Less than a month before Opec meets to set oil output for peak winter demand, countries accounting for almost a third of production are either without an energy minister or getting used to a new one.
Opec's second biggest producer Iran installed a caretaker oil minister on Sunday after President Mahmoud Ahmaninejad abruptly announced the departure of Kazem Vaziri-Hamaneh. Kuwait's oil portfolio is also in temporary hands, with no permanent appointment in sight, after Sheikh Ali al-Jarrah al-Sabah resigned at the end of June. A new president and new energy team have taken charge in Africa's biggest producer Nigeria, where kidnappings and attacks have plunged the oil industry into crisis.

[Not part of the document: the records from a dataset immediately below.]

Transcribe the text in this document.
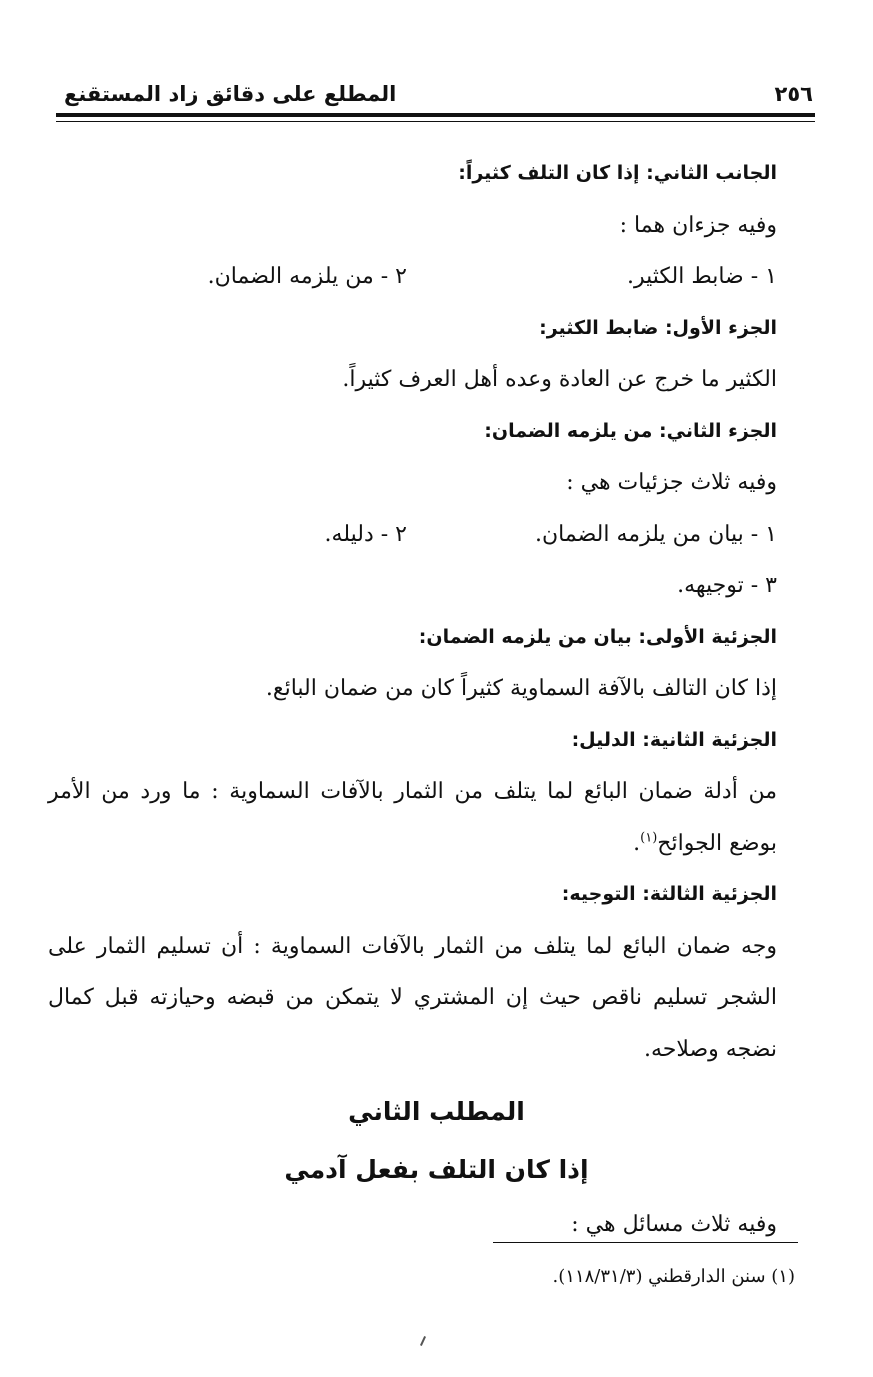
٢٥٦
المطلع على دقائق زاد المستقنع
الجانب الثاني: إذا كان التلف كثيراً:
وفيه جزءان هما :
١ - ضابط الكثير.
٢ - من يلزمه الضمان.
الجزء الأول: ضابط الكثير:
الكثير ما خرج عن العادة وعده أهل العرف كثيراً.
الجزء الثاني: من يلزمه الضمان:
وفيه ثلاث جزئيات هي :
١ - بيان من يلزمه الضمان.
٢ - دليله.
٣ - توجيهه.
الجزئية الأولى: بيان من يلزمه الضمان:
إذا كان التالف بالآفة السماوية كثيراً كان من ضمان البائع.
الجزئية الثانية: الدليل:

من أدلة ضمان البائع لما يتلف من الثمار بالآفات السماوية : ما ورد من الأمر بوضع الجوائح$^{(١)}$.

الجزئية الثالثة: التوجيه:

وجه ضمان البائع لما يتلف من الثمار بالآفات السماوية : أن تسليم الثمار على الشجر تسليم ناقص حيث إن المشتري لا يتمكن من قبضه وحيازته قبل كمال نضجه وصلاحه.

المطلب الثاني
إذا كان التلف بفعل آدمي
وفيه ثلاث مسائل هي :
(١) سنن الدارقطني (١١٨/٣١/٣).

Iraq's government is on the brink of collapse and Hussain al-Shahristani's days at the oil ministry may be numbered. In any other organisation, decision-making could be expected to seize up. But Saudi Arabia oils the machinery of Opec and the kingdom's energy portfolio is secure in the hands of Ali Al-Naimi, oil minister of the world's top exporter since 1995.
"My take on it is that Ali Al-Naimi is running the show and I don't think any of these changes will alter that," said Paul Tossetti, director of market analysis at consultants PFC Energy. When Opec meets on September 11 in Vienna, Naimi will need all his acumen to balance consumer calls for more oil against the very real concern problems with US sub-prime loans are poisoning other markets and asset classes.
Manouchehr Takin, senior petroleum upstream analyst at the Centre for Global Energy Studies in London, said modern Opec policy was solidly founded on market economics. The days of political grandstanding were consigned to the past. "It is much more business oriented and less subject to the vagaries of changing political shades," he said.
"Of course it would be better to have ministers with full portfolios because deputies have less authority. But decisions are prepared and analysed by technical experts so the fact that the minister is not present is not that critical."
"And the so-called kingpin is the Saudi oil minister and Saudi oil policy because Saudi Arabia has more than 11 million barrels per day of production capacity."
Paul Horsnell, managing director at Barclays Capital, said Opec was at its most potent when Saudi Arabia, Iran and Venezuela were in agreement over policy direction. "And in terms of the broad sweep of overall policy, that is the case now." At two meetings late last year Opec agreed to reduce oil supplies by a total 1.7 million barrels per day, or roughly six percent. The 10 members that signed up to the deal - Iraq and new member Angola stand outside it - have broadly adhered to it.
More recently consumer nations have been pleading for Opec to release more oil, fearful prices that hit a record $78.77 a barrel on August 1 will hurt economic growth.
But oil producers are warily watching world financial markets, where waves from the US sub-prime loans market wiped billions of dollars off share prices and 11 percent off oil this month. Opec's 12 members pump roughly 30 million barrels per day into the 85 million bpd world market and have another three million bpd of spare capacity, most of it in Saudi Arabia.
They have rebuffed consumer calls for more oil, arguing crude supplies are ample and a shortage of global refining capacity has contributed to high prices. Geoff Pyne, energy consultant at enerpyltd.com, said the absence of some permanent ministers may play into the hands of those who favour leaving output unchanged for now. "It makes it more likely that they will do nothing," he said. "The global economy provides them with an excuse not to increase. They don't want an increase in production that might collapse prices."